Protect From Animals
Animals–organisms that range from microscopic to larger than a bus–embody a wide variety of harms to living systems, including other animals. They threaten through predation, herbivory, defense, and parasitism, and they compete for resources such as water, nutrients, and space. Any given living organism commonly faces threats from a variety of animals, requiring strategies that effectively defend from each. Trout and other bony fish, for example, escape predators by having scales made of very thin, flake-like pieces of bone covered with slippery mucus. They also have behavioral strategies such as camouflage, fast swimming, and twisting and turning to achieve release from a predator’s grip.

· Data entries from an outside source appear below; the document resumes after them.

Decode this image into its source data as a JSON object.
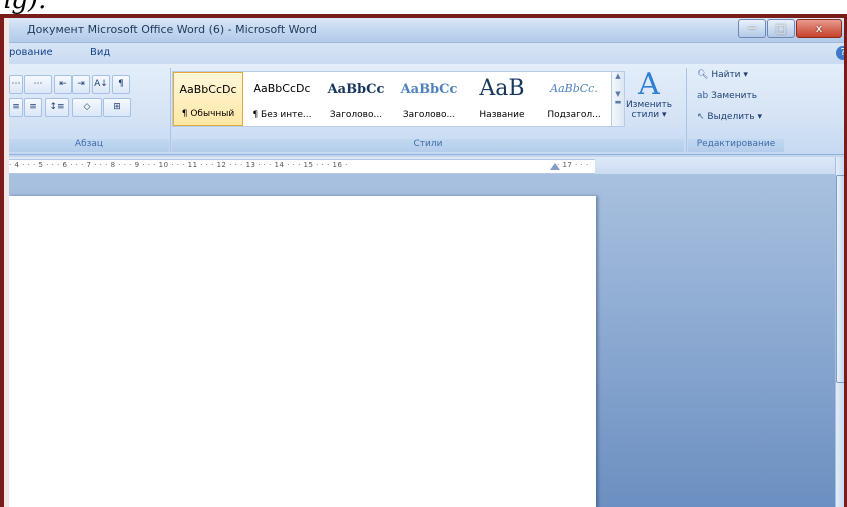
{
  "caption_fragment": "fig).",
  "window": {
    "title": "Документ Microsoft Office Word (6) - Microsoft Word",
    "minimize_glyph": "─",
    "maximize_glyph": "□",
    "close_glyph": "x"
  },
  "tabs": [
    "рование",
    "Вид"
  ],
  "help_glyph": "?",
  "paragraph_group": {
    "label": "Абзац",
    "buttons_row1": [
      "⋯",
      "⋯",
      "⇤",
      "⇥",
      "A↓",
      "¶"
    ],
    "buttons_row2": [
      "≡",
      "≡",
      "↕≡",
      "◇",
      "⊞"
    ]
  },
  "styles_group": {
    "label": "Стили",
    "items": [
      {
        "sample": "AaBbCcDc",
        "name": "¶ Обычный",
        "selected": true
      },
      {
        "sample": "AaBbCcDc",
        "name": "¶ Без инте...",
        "selected": false
      },
      {
        "sample": "AaBbCc",
        "name": "Заголово...",
        "selected": false
      },
      {
        "sample": "AaBbCc",
        "name": "Заголово...",
        "selected": false
      },
      {
        "sample": "AaB",
        "name": "Название",
        "selected": false
      },
      {
        "sample": "AaBbCc.",
        "name": "Подзагол...",
        "selected": false
      }
    ],
    "change_styles_line1": "Изменить",
    "change_styles_line2": "стили ▾"
  },
  "editing_group": {
    "label": "Редактирование",
    "find": "Найти ▾",
    "replace": "Заменить",
    "select": "Выделить ▾"
  },
  "ruler": {
    "numbers": "· 4 · · · 5 · · · 6 · · · 7 · · · 8 · · · 9 · · · 10 · · · 11 · · · 12 · · · 13 · · · 14 · · · 15 · · · 16 ·",
    "tail": "· 17 · · ·"
  },
  "colors": {
    "frame": "#7b1c1c",
    "ribbon": "#d5e3f5",
    "workspace": "#6b8fc1",
    "accent": "#15428b"
  }
}
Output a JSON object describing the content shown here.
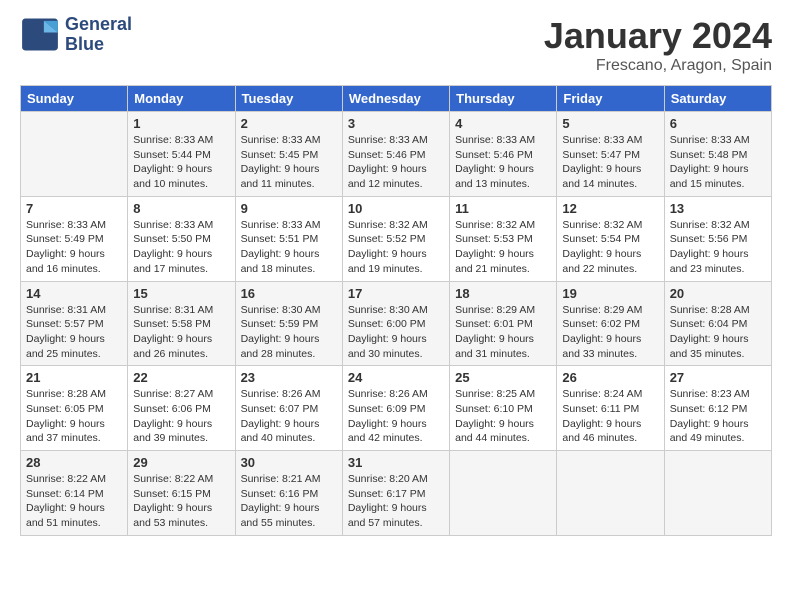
{
  "header": {
    "logo_line1": "General",
    "logo_line2": "Blue",
    "title": "January 2024",
    "location": "Frescano, Aragon, Spain"
  },
  "weekdays": [
    "Sunday",
    "Monday",
    "Tuesday",
    "Wednesday",
    "Thursday",
    "Friday",
    "Saturday"
  ],
  "weeks": [
    [
      {
        "day": "",
        "sunrise": "",
        "sunset": "",
        "daylight": ""
      },
      {
        "day": "1",
        "sunrise": "Sunrise: 8:33 AM",
        "sunset": "Sunset: 5:44 PM",
        "daylight": "Daylight: 9 hours and 10 minutes."
      },
      {
        "day": "2",
        "sunrise": "Sunrise: 8:33 AM",
        "sunset": "Sunset: 5:45 PM",
        "daylight": "Daylight: 9 hours and 11 minutes."
      },
      {
        "day": "3",
        "sunrise": "Sunrise: 8:33 AM",
        "sunset": "Sunset: 5:46 PM",
        "daylight": "Daylight: 9 hours and 12 minutes."
      },
      {
        "day": "4",
        "sunrise": "Sunrise: 8:33 AM",
        "sunset": "Sunset: 5:46 PM",
        "daylight": "Daylight: 9 hours and 13 minutes."
      },
      {
        "day": "5",
        "sunrise": "Sunrise: 8:33 AM",
        "sunset": "Sunset: 5:47 PM",
        "daylight": "Daylight: 9 hours and 14 minutes."
      },
      {
        "day": "6",
        "sunrise": "Sunrise: 8:33 AM",
        "sunset": "Sunset: 5:48 PM",
        "daylight": "Daylight: 9 hours and 15 minutes."
      }
    ],
    [
      {
        "day": "7",
        "sunrise": "Sunrise: 8:33 AM",
        "sunset": "Sunset: 5:49 PM",
        "daylight": "Daylight: 9 hours and 16 minutes."
      },
      {
        "day": "8",
        "sunrise": "Sunrise: 8:33 AM",
        "sunset": "Sunset: 5:50 PM",
        "daylight": "Daylight: 9 hours and 17 minutes."
      },
      {
        "day": "9",
        "sunrise": "Sunrise: 8:33 AM",
        "sunset": "Sunset: 5:51 PM",
        "daylight": "Daylight: 9 hours and 18 minutes."
      },
      {
        "day": "10",
        "sunrise": "Sunrise: 8:32 AM",
        "sunset": "Sunset: 5:52 PM",
        "daylight": "Daylight: 9 hours and 19 minutes."
      },
      {
        "day": "11",
        "sunrise": "Sunrise: 8:32 AM",
        "sunset": "Sunset: 5:53 PM",
        "daylight": "Daylight: 9 hours and 21 minutes."
      },
      {
        "day": "12",
        "sunrise": "Sunrise: 8:32 AM",
        "sunset": "Sunset: 5:54 PM",
        "daylight": "Daylight: 9 hours and 22 minutes."
      },
      {
        "day": "13",
        "sunrise": "Sunrise: 8:32 AM",
        "sunset": "Sunset: 5:56 PM",
        "daylight": "Daylight: 9 hours and 23 minutes."
      }
    ],
    [
      {
        "day": "14",
        "sunrise": "Sunrise: 8:31 AM",
        "sunset": "Sunset: 5:57 PM",
        "daylight": "Daylight: 9 hours and 25 minutes."
      },
      {
        "day": "15",
        "sunrise": "Sunrise: 8:31 AM",
        "sunset": "Sunset: 5:58 PM",
        "daylight": "Daylight: 9 hours and 26 minutes."
      },
      {
        "day": "16",
        "sunrise": "Sunrise: 8:30 AM",
        "sunset": "Sunset: 5:59 PM",
        "daylight": "Daylight: 9 hours and 28 minutes."
      },
      {
        "day": "17",
        "sunrise": "Sunrise: 8:30 AM",
        "sunset": "Sunset: 6:00 PM",
        "daylight": "Daylight: 9 hours and 30 minutes."
      },
      {
        "day": "18",
        "sunrise": "Sunrise: 8:29 AM",
        "sunset": "Sunset: 6:01 PM",
        "daylight": "Daylight: 9 hours and 31 minutes."
      },
      {
        "day": "19",
        "sunrise": "Sunrise: 8:29 AM",
        "sunset": "Sunset: 6:02 PM",
        "daylight": "Daylight: 9 hours and 33 minutes."
      },
      {
        "day": "20",
        "sunrise": "Sunrise: 8:28 AM",
        "sunset": "Sunset: 6:04 PM",
        "daylight": "Daylight: 9 hours and 35 minutes."
      }
    ],
    [
      {
        "day": "21",
        "sunrise": "Sunrise: 8:28 AM",
        "sunset": "Sunset: 6:05 PM",
        "daylight": "Daylight: 9 hours and 37 minutes."
      },
      {
        "day": "22",
        "sunrise": "Sunrise: 8:27 AM",
        "sunset": "Sunset: 6:06 PM",
        "daylight": "Daylight: 9 hours and 39 minutes."
      },
      {
        "day": "23",
        "sunrise": "Sunrise: 8:26 AM",
        "sunset": "Sunset: 6:07 PM",
        "daylight": "Daylight: 9 hours and 40 minutes."
      },
      {
        "day": "24",
        "sunrise": "Sunrise: 8:26 AM",
        "sunset": "Sunset: 6:09 PM",
        "daylight": "Daylight: 9 hours and 42 minutes."
      },
      {
        "day": "25",
        "sunrise": "Sunrise: 8:25 AM",
        "sunset": "Sunset: 6:10 PM",
        "daylight": "Daylight: 9 hours and 44 minutes."
      },
      {
        "day": "26",
        "sunrise": "Sunrise: 8:24 AM",
        "sunset": "Sunset: 6:11 PM",
        "daylight": "Daylight: 9 hours and 46 minutes."
      },
      {
        "day": "27",
        "sunrise": "Sunrise: 8:23 AM",
        "sunset": "Sunset: 6:12 PM",
        "daylight": "Daylight: 9 hours and 49 minutes."
      }
    ],
    [
      {
        "day": "28",
        "sunrise": "Sunrise: 8:22 AM",
        "sunset": "Sunset: 6:14 PM",
        "daylight": "Daylight: 9 hours and 51 minutes."
      },
      {
        "day": "29",
        "sunrise": "Sunrise: 8:22 AM",
        "sunset": "Sunset: 6:15 PM",
        "daylight": "Daylight: 9 hours and 53 minutes."
      },
      {
        "day": "30",
        "sunrise": "Sunrise: 8:21 AM",
        "sunset": "Sunset: 6:16 PM",
        "daylight": "Daylight: 9 hours and 55 minutes."
      },
      {
        "day": "31",
        "sunrise": "Sunrise: 8:20 AM",
        "sunset": "Sunset: 6:17 PM",
        "daylight": "Daylight: 9 hours and 57 minutes."
      },
      {
        "day": "",
        "sunrise": "",
        "sunset": "",
        "daylight": ""
      },
      {
        "day": "",
        "sunrise": "",
        "sunset": "",
        "daylight": ""
      },
      {
        "day": "",
        "sunrise": "",
        "sunset": "",
        "daylight": ""
      }
    ]
  ]
}
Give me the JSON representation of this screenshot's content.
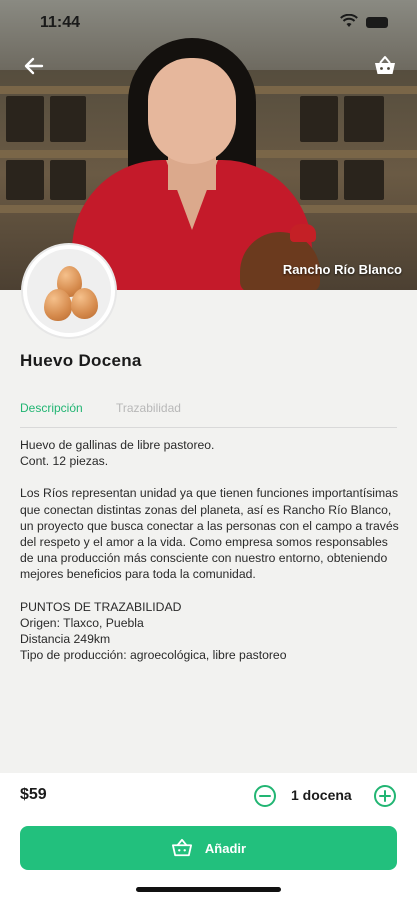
{
  "status_bar": {
    "time": "11:44",
    "wifi_icon": "wifi-icon",
    "battery_icon": "battery-icon"
  },
  "header": {
    "back_icon": "back-arrow-icon",
    "cart_icon": "basket-icon"
  },
  "hero": {
    "producer_name": "Rancho Río Blanco"
  },
  "product": {
    "title": "Huevo Docena",
    "image_icon": "eggs-icon"
  },
  "tabs": [
    {
      "label": "Descripción",
      "active": true
    },
    {
      "label": "Trazabilidad",
      "active": false
    }
  ],
  "description": {
    "intro_line1": "Huevo de gallinas de libre pastoreo.",
    "intro_line2": "Cont. 12 piezas.",
    "body": "Los Ríos representan unidad ya que tienen funciones importantísimas que conectan distintas zonas del planeta, así es Rancho Río Blanco, un proyecto que busca conectar a las personas con el campo a través del respeto y el amor a la vida. Como empresa somos responsables de una producción más consciente con nuestro entorno, obteniendo mejores beneficios para toda la comunidad.",
    "points_title": "PUNTOS DE TRAZABILIDAD",
    "origin": "Origen: Tlaxco, Puebla",
    "distance": "Distancia 249km",
    "production_type": "Tipo de producción: agroecológica, libre pastoreo"
  },
  "footer": {
    "price": "$59",
    "quantity": "1 docena",
    "minus_icon": "minus-circle-icon",
    "plus_icon": "plus-circle-icon",
    "add_label": "Añadir",
    "add_icon": "basket-icon"
  },
  "colors": {
    "accent": "#22c07d",
    "tab_active": "#22b573",
    "tab_inactive": "#b8b8b8",
    "background": "#f2f2f0"
  }
}
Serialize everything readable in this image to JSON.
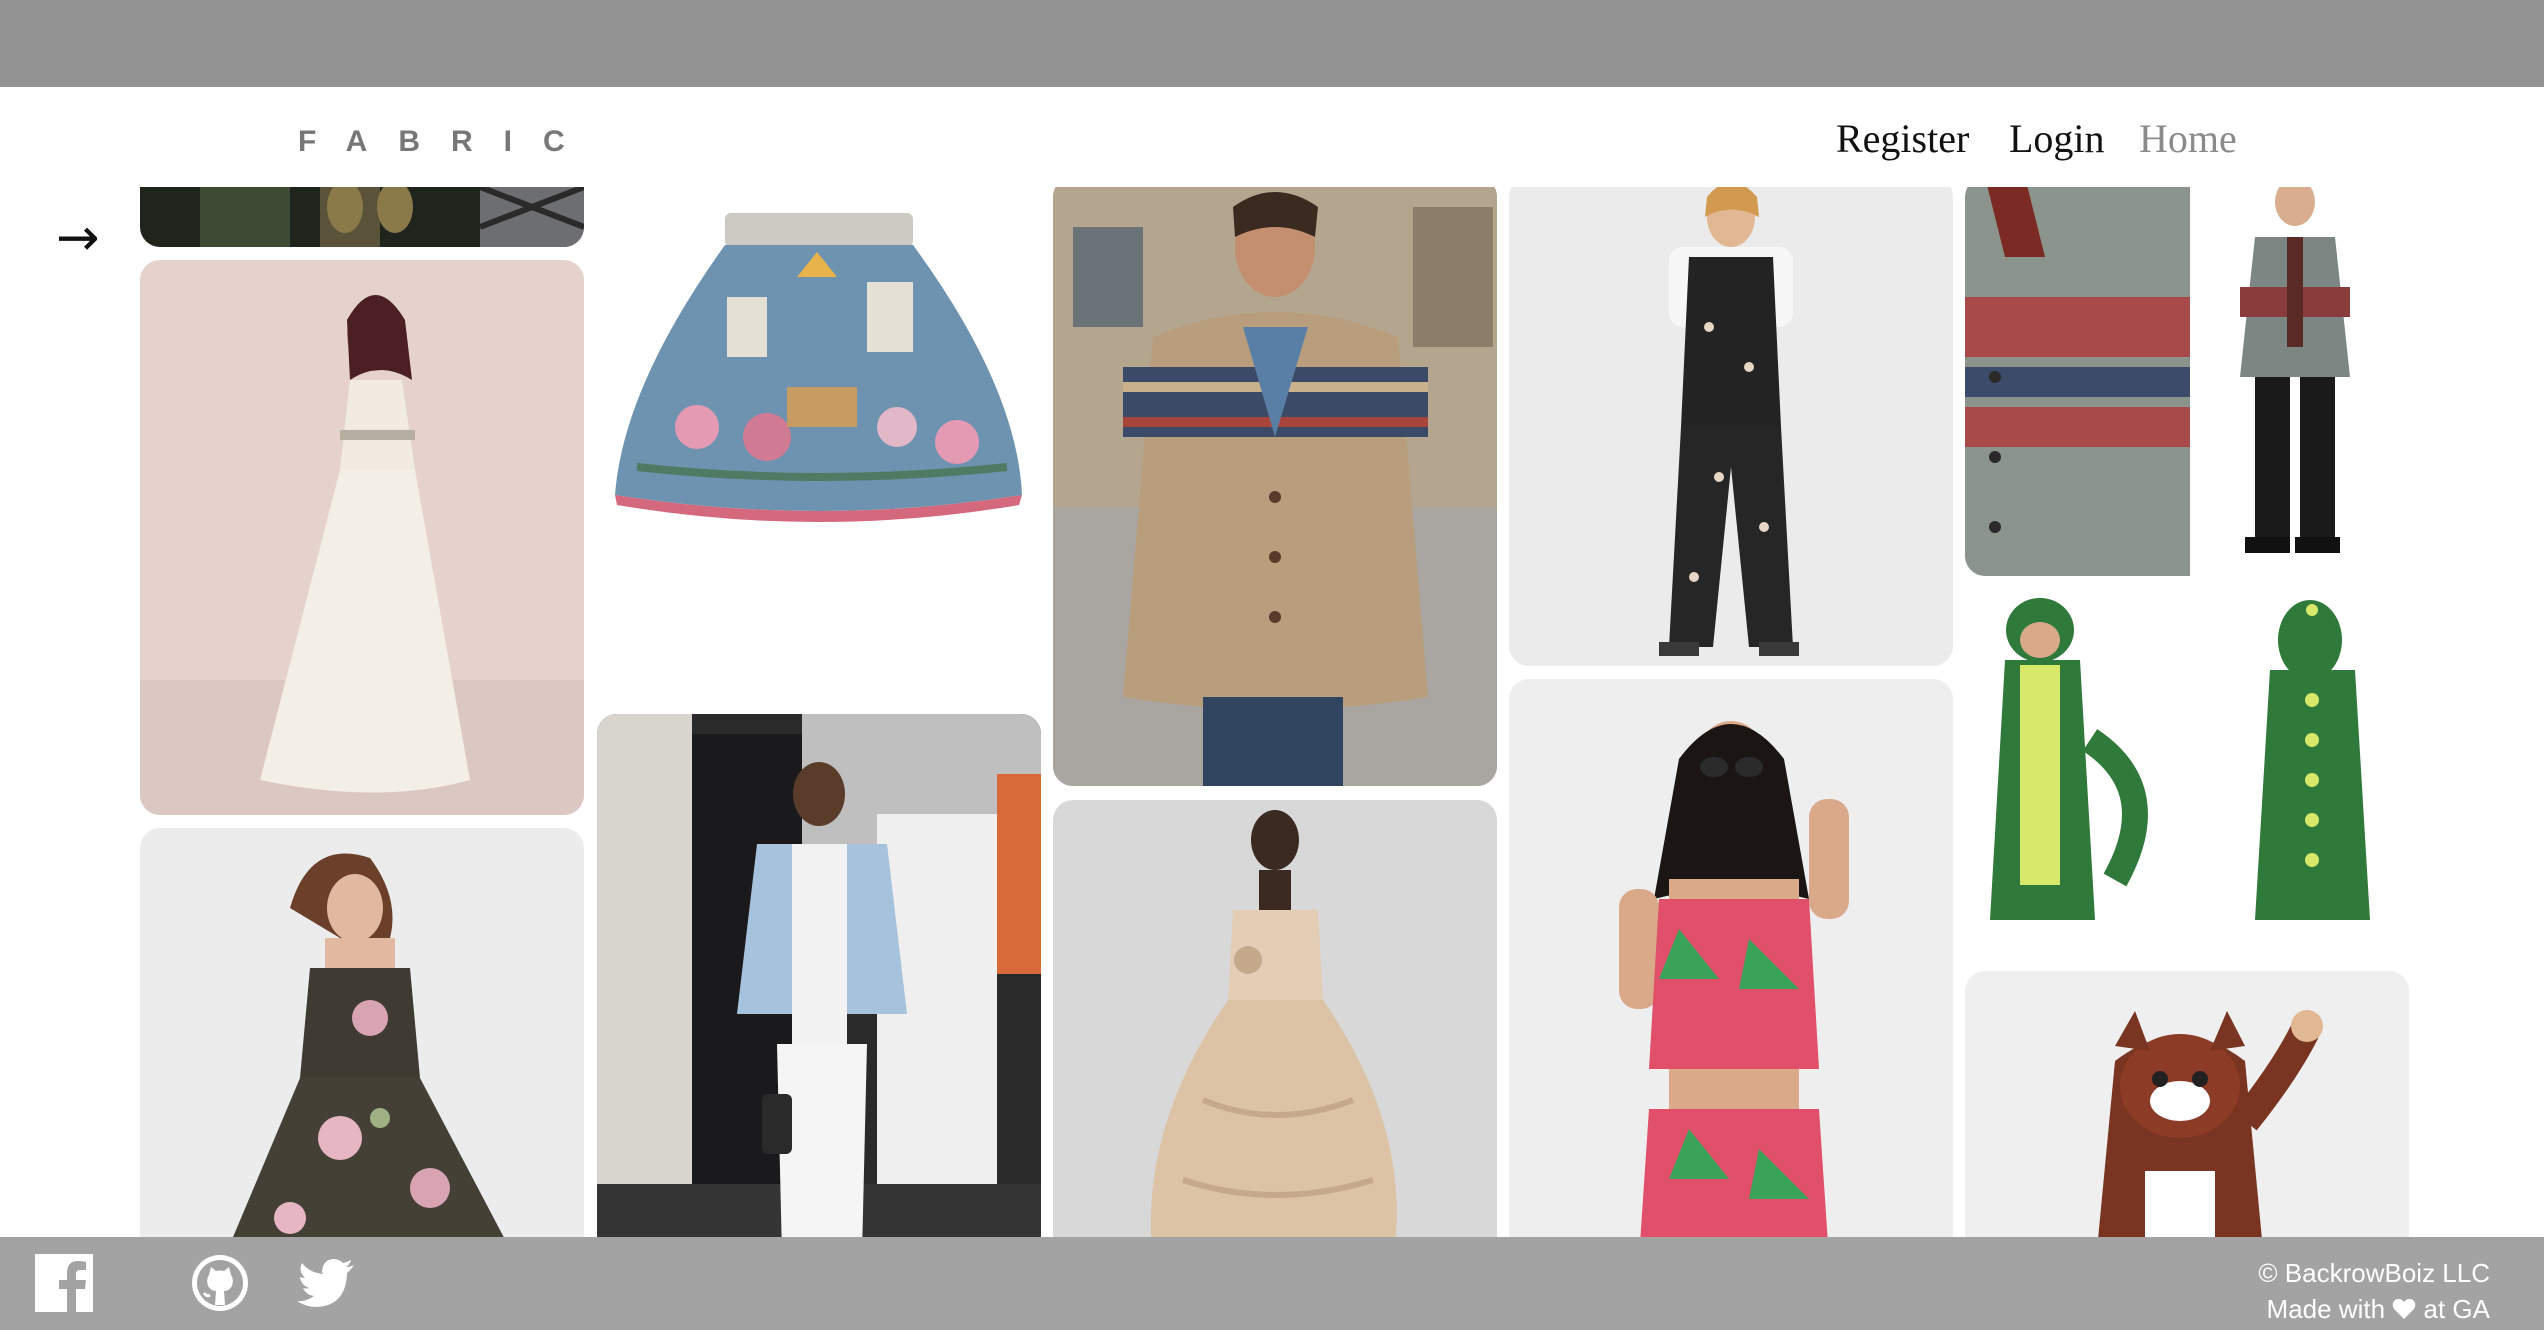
{
  "header": {
    "logo": "FABRIC",
    "nav": {
      "register": "Register",
      "login": "Login",
      "home": "Home"
    }
  },
  "arrow": "→",
  "tiles": [
    {
      "name": "dark-plaid-outfit-image",
      "icon": "image"
    },
    {
      "name": "white-gown-image",
      "icon": "image"
    },
    {
      "name": "floral-strapless-dress-image",
      "icon": "image"
    },
    {
      "name": "printed-blue-skirt-image",
      "icon": "image"
    },
    {
      "name": "denim-jacket-outfit-image",
      "icon": "image"
    },
    {
      "name": "shawl-cardigan-image",
      "icon": "image"
    },
    {
      "name": "beige-ruffle-gown-image",
      "icon": "image"
    },
    {
      "name": "floral-jumpsuit-image",
      "icon": "image"
    },
    {
      "name": "watermelon-print-set-image",
      "icon": "image"
    },
    {
      "name": "patterned-cardigan-image",
      "icon": "image"
    },
    {
      "name": "dinosaur-onesie-image",
      "icon": "image"
    },
    {
      "name": "red-panda-onesie-image",
      "icon": "image"
    }
  ],
  "footer": {
    "icons": [
      "facebook-icon",
      "github-icon",
      "twitter-icon"
    ],
    "copyright": "© BackrowBoiz LLC",
    "made_with_prefix": "Made with",
    "made_with_suffix": "at GA"
  },
  "colors": {
    "top_band": "#939393",
    "footer": "#a3a3a3",
    "nav_active": "#111111",
    "nav_muted": "#8a8a8a"
  }
}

Regulate Reproduction or Growth
Reproduction and growth are two physiological processes that occur in all living systems. There are situations when conditions are right for both, and other situations when continuing either harms the living system because both have a very high energy cost. Reproduction and growth are unique in that both can stop until conditions improve, although stopping either for an extended time can cause problems. An example of regulating reproduction is a process called delayed implantation or embryonic diapause found in some mammals, such as otters. An otter’s embryos sometimes temporarily cease developing and won’t develop further until the female senses that conditions are suitable.